Journalism Students Focus on Powerful Storytelling
Upper School boys hone their interviewing and writing skills to highlight underrepresented voices in the community.
Who doesn’t love a good story? Powerful storytelling can build connections, create a deeper understanding of an issue, and sometimes even change perspectives.
Thursday, Upper School journalism students gathered to discuss their most recent project: writing a profile on an StC faculty member, student, or alumnus from an underrepresented group so that others might better understand them.
The boys have a few specific requirements to meet. They must create a concise, compelling narrative that explores their subject’s experiences, identify the most interesting pull-out quote from their interview, and take a portrait photograph of the person in a way that defines their personality.
Upper School Journalism Teacher Kathleen Thomas led the discussion, and students provided updates on their progress and what they’d learned so far. The conversation focused heavily on the interview process and how to connect and build trust with a subject. “A really important part of interviewing is getting people comfortable,” said Cade Bridges ‘22. “When you’re talking to them face-to-face, it helps warm them to you, relax them, and you then can start asking them questions.”
For Nathan Aschheim '22, this assignment was the first time he’d ever interviewed anyone. “Mrs.
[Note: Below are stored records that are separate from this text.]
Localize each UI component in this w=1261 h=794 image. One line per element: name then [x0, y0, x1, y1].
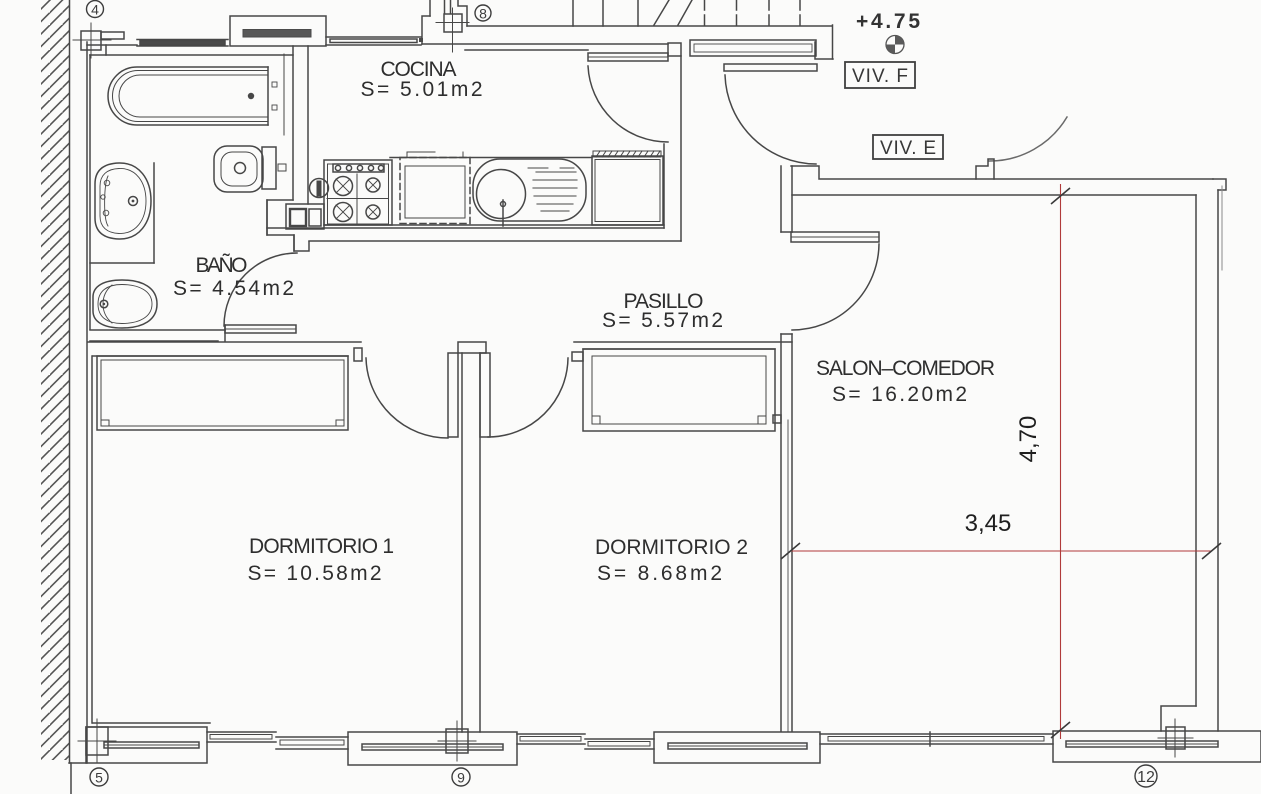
svg-text:SALON–COMEDOR: SALON–COMEDOR: [816, 357, 996, 380]
svg-text:S= 8.68m2: S= 8.68m2: [597, 562, 723, 585]
svg-text:S= 5.01m2: S= 5.01m2: [361, 78, 484, 101]
svg-text:VIV. E: VIV. E: [880, 138, 936, 159]
svg-text:8: 8: [479, 6, 487, 22]
svg-text:4,70: 4,70: [1015, 416, 1042, 463]
svg-text:VIV. F: VIV. F: [852, 66, 908, 87]
svg-text:9: 9: [457, 770, 465, 786]
svg-text:BAÑO: BAÑO: [196, 253, 249, 277]
svg-text:+4.75: +4.75: [856, 10, 920, 33]
svg-text:5: 5: [95, 770, 103, 786]
svg-text:12: 12: [1137, 769, 1155, 786]
svg-text:DORMITORIO 1: DORMITORIO 1: [249, 535, 395, 558]
svg-text:S= 10.58m2: S= 10.58m2: [248, 562, 383, 585]
svg-text:S= 5.57m2: S= 5.57m2: [602, 309, 724, 332]
svg-text:DORMITORIO 2: DORMITORIO 2: [595, 536, 749, 559]
svg-text:S= 16.20m2: S= 16.20m2: [832, 383, 968, 406]
svg-text:4: 4: [91, 2, 99, 18]
svg-text:S= 4.54m2: S= 4.54m2: [173, 277, 295, 300]
svg-text:3,45: 3,45: [965, 510, 1012, 537]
Thomas asked us to focus on getting specific stories, so I really tried to focus my questions in order to get important details and a few specific stories about his experiences,” he said.
The ultimate purpose of the assignment, whether it appears online, in The Pine Needle, or just as a useful class exercise, is to highlight voices that some may overlook. “Things happen all around you every day that you may not be aware of,” said Aschheim. “We need more stories from different perspectives.”